Wegen der Überführung von Häftlingen aus den Vernichtungslagern im Osten vegetierten vor der Befreiung in dem für 9000 Menschen konzipierten Komplex 70 000 Häftlinge. In jedem Schlafraum lebten 350 Häftlinge. Wegen der Enge, mangelhafter Ernährung und der schlechten medizinischen Versorgung brachen Seuchen aus. Die SS isolierte die Kranken und überließ sie ihrem Schicksal. Allein an Typhus starben täglich 150 Häftlinge, insgesamt kamen in Dachau rd. 35 000 Häftlinge um.

Reaktionen:

Mit dem Vorrücken der Alliierten werden weitere Konzentrationslager befreit. Neben Dachau erreichen alliierte Einheiten im April auch Buchenwald bei Weimar und Bergen-Belsen in der Lüneburger Heide. Die Erschütterung der alliierten Soldaten beim Betreten der ersten Vernichtungslager im Osten prägt ihre Vorstellung vom Charakter der Deutschen und von der Art der Behandlung, die sie nun verdienen. Nach der Befreiung von Buchenwald zwingen sie 1200 Einwohner aus Weimar, das Lager zu besichtigen. Mit aller Entschiedenheit treten die Alliierten dafür ein, die Schuldigen an den Massenmorden hart zu bestrafen.

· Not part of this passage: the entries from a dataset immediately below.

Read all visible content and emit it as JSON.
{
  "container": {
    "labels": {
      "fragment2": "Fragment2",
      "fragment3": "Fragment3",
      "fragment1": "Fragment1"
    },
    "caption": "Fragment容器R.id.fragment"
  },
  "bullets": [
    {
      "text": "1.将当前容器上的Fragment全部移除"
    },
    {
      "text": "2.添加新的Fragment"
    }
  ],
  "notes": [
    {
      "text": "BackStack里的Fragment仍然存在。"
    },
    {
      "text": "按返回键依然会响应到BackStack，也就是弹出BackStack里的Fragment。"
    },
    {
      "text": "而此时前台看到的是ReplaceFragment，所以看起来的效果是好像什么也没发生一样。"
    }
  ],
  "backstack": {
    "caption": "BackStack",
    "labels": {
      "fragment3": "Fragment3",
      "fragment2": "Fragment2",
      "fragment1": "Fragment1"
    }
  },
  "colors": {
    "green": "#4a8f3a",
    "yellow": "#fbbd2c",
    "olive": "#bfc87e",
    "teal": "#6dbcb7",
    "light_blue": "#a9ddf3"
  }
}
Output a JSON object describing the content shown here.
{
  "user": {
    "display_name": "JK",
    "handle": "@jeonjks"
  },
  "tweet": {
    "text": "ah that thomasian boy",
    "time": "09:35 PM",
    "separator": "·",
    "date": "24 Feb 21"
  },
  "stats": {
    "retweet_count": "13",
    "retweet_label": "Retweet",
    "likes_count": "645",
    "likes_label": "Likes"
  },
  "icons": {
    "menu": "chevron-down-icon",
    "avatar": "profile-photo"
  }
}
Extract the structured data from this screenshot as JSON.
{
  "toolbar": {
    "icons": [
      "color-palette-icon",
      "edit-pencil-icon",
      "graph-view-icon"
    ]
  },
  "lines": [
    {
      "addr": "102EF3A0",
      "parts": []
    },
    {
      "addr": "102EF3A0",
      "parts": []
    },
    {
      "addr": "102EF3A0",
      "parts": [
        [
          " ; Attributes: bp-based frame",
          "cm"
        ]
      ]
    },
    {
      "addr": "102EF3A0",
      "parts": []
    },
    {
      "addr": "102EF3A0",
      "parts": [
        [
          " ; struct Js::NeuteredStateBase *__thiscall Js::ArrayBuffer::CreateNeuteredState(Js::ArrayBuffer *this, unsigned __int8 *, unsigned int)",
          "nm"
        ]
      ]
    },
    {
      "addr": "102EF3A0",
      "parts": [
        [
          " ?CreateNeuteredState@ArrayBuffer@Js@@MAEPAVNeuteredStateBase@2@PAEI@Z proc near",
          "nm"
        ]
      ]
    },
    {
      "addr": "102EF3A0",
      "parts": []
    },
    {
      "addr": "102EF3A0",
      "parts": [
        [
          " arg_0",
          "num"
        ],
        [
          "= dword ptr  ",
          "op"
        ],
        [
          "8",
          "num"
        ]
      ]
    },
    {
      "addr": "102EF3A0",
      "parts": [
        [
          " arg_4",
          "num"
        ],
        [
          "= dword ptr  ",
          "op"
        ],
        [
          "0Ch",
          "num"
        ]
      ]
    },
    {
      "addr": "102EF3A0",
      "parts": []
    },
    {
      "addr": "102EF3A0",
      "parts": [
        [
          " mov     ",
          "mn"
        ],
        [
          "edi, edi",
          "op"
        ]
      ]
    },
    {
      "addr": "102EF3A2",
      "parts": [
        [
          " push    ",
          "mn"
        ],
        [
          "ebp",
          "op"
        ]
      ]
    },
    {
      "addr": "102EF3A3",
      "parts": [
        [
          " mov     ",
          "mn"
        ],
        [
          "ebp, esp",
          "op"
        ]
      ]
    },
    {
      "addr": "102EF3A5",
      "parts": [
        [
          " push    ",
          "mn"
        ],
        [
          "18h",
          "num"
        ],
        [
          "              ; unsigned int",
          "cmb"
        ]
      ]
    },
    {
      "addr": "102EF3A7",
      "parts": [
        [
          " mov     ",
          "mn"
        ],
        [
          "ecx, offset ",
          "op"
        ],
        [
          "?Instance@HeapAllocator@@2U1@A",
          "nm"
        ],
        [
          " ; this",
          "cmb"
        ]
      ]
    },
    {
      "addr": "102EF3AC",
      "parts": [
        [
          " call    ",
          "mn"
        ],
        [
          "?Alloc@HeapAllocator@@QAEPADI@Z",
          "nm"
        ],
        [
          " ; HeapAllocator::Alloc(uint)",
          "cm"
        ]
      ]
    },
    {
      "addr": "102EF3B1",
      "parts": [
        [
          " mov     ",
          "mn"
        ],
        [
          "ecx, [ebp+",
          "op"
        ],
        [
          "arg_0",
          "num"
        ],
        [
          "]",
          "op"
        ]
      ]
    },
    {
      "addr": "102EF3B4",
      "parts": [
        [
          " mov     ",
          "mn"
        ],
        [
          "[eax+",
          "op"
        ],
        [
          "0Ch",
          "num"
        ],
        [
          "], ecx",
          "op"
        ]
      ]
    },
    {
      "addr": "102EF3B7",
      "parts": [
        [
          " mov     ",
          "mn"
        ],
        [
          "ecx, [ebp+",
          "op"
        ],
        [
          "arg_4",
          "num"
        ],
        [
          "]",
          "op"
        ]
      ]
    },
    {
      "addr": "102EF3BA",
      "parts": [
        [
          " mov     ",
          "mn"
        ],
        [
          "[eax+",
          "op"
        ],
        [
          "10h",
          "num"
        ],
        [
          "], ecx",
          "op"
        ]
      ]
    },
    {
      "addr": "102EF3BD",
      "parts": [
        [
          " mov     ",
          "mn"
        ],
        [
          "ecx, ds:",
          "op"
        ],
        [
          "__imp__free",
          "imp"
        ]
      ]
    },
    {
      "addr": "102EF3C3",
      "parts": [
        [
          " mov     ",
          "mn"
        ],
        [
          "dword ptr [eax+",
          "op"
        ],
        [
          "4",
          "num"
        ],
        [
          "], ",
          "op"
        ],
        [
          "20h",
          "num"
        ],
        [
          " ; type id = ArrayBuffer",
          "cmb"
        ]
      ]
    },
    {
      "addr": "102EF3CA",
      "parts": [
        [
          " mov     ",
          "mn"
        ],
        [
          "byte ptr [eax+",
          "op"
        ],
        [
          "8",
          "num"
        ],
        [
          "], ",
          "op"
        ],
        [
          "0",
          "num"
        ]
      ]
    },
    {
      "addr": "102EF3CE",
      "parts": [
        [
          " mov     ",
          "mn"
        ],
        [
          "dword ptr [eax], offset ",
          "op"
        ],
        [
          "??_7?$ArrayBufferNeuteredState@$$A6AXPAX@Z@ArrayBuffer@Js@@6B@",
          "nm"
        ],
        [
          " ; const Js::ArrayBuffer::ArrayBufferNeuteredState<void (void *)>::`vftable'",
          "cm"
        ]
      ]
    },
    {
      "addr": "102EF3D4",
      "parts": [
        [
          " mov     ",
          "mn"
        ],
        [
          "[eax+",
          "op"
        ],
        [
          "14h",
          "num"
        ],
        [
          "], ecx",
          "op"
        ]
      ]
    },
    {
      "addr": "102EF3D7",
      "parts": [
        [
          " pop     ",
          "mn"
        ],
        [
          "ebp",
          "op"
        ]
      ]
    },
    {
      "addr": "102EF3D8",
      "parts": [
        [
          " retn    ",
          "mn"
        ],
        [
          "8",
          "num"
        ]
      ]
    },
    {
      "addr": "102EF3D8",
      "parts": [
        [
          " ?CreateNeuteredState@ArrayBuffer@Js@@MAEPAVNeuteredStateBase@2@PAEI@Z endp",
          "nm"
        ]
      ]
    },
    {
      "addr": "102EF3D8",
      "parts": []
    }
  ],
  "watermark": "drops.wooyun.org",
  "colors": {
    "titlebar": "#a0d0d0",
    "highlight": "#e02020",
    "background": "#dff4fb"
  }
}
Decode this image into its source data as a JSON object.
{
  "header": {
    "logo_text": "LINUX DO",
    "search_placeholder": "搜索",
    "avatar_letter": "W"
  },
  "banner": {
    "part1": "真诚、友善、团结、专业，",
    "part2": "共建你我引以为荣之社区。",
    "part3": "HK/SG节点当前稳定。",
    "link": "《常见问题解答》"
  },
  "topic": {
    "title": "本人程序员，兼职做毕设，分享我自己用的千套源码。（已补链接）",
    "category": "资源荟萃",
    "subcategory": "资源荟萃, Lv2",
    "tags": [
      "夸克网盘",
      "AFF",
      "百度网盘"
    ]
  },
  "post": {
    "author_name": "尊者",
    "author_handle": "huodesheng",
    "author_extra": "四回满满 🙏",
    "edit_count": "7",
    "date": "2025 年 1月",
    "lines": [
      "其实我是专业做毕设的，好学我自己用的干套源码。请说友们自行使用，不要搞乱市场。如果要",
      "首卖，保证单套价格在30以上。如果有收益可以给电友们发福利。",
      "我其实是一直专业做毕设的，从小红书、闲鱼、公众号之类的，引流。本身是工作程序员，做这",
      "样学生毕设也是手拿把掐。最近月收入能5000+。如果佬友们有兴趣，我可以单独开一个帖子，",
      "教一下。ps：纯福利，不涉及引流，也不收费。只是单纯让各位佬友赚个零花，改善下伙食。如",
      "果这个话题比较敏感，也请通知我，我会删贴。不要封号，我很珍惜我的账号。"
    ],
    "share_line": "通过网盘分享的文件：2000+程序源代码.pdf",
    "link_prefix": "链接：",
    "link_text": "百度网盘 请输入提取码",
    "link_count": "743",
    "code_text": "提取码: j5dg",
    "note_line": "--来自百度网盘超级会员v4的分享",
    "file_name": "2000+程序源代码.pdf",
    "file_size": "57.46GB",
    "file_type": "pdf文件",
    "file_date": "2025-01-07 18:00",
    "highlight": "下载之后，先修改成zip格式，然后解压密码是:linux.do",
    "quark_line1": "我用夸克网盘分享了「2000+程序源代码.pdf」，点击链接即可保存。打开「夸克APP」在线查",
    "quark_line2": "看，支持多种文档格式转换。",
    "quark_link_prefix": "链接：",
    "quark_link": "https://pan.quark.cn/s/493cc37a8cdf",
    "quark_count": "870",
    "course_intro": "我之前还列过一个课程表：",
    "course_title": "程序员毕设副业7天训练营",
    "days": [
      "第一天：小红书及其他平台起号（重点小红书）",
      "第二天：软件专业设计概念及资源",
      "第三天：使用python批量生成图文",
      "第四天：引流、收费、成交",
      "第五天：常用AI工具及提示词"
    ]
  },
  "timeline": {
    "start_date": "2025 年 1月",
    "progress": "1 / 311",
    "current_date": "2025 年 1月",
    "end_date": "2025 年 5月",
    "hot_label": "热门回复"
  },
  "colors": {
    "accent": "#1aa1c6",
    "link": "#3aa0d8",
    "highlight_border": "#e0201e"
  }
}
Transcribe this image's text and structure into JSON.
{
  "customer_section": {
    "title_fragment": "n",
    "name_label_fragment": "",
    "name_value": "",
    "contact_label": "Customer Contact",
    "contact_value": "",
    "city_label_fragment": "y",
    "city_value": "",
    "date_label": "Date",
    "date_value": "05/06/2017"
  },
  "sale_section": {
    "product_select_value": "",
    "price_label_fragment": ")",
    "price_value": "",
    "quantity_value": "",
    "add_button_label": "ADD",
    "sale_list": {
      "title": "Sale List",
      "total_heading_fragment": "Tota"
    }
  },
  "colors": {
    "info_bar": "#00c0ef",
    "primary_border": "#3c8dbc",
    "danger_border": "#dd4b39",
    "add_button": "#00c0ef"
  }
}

HINTERGRUND: Schuld und Scham

Alliierte Soldaten erkannten bei der Befreiung der Konzentrationslager das ganze unvorstellbare Ausmaß der nationalsozialistischen Verbrechen. In den Lagern bot sich ihnen ein Bild des Schreckens. Völlig abgezehrte Überlebende berichteten von den ungeheuren Grausamkeiten der Wachmannschaften.

Um der deutschen Bevölkerung vor Augen zu führen, welche Untaten in ihrem Namen, oft auch mit ihrem Wissen, während der nationalsozialistischen Herrschaft verübt worden waren, ließen die Siegermächte in den Lagern Dokumentaraufnahmen drehen. Diese wurden den Deutschen im Laufe des Jahres 1945 vorgeführt. Die Teilnahme an den Vorführungen wurde von den Besatzungsbehörden vielfach zur Pflicht gemacht.

Die direkte Konfrontation mit den Folgen des Nazi-Rassenwahns, u.a. durch von den Alliierten angeordnete Zwangsbesichtigungen der KZs, löste im überwiegenden Teil der Bevölkerung Abscheu, Fassungslosigkeit, Schuldgefühle und Scham aus. Die meisten Deutschen versichern, von der Judenvernichtung nichts gewusst zu haben. Den Alliierten erscheint das unglaubwürdig.

Die Weltöffentlichkeit erhält die ersten fotografischen Zeugnisse der Gräueltaten bereits nach der Befreiung von Majdanek in Polen, das als erstes Massenvernichtungslager am 23. Juli 1944 von sowjetischen Truppen befreit wurde. Bereits zuvor gab es Berichte über die systematische Ausrottung der Juden. Nach der Besetzung Ungarns durch deutsche Truppen berichtete der britische Außenminister Robert Anthony Eden am 5. Juli 1944 vor dem Unterhaus über die »barbarischen« Deportationen.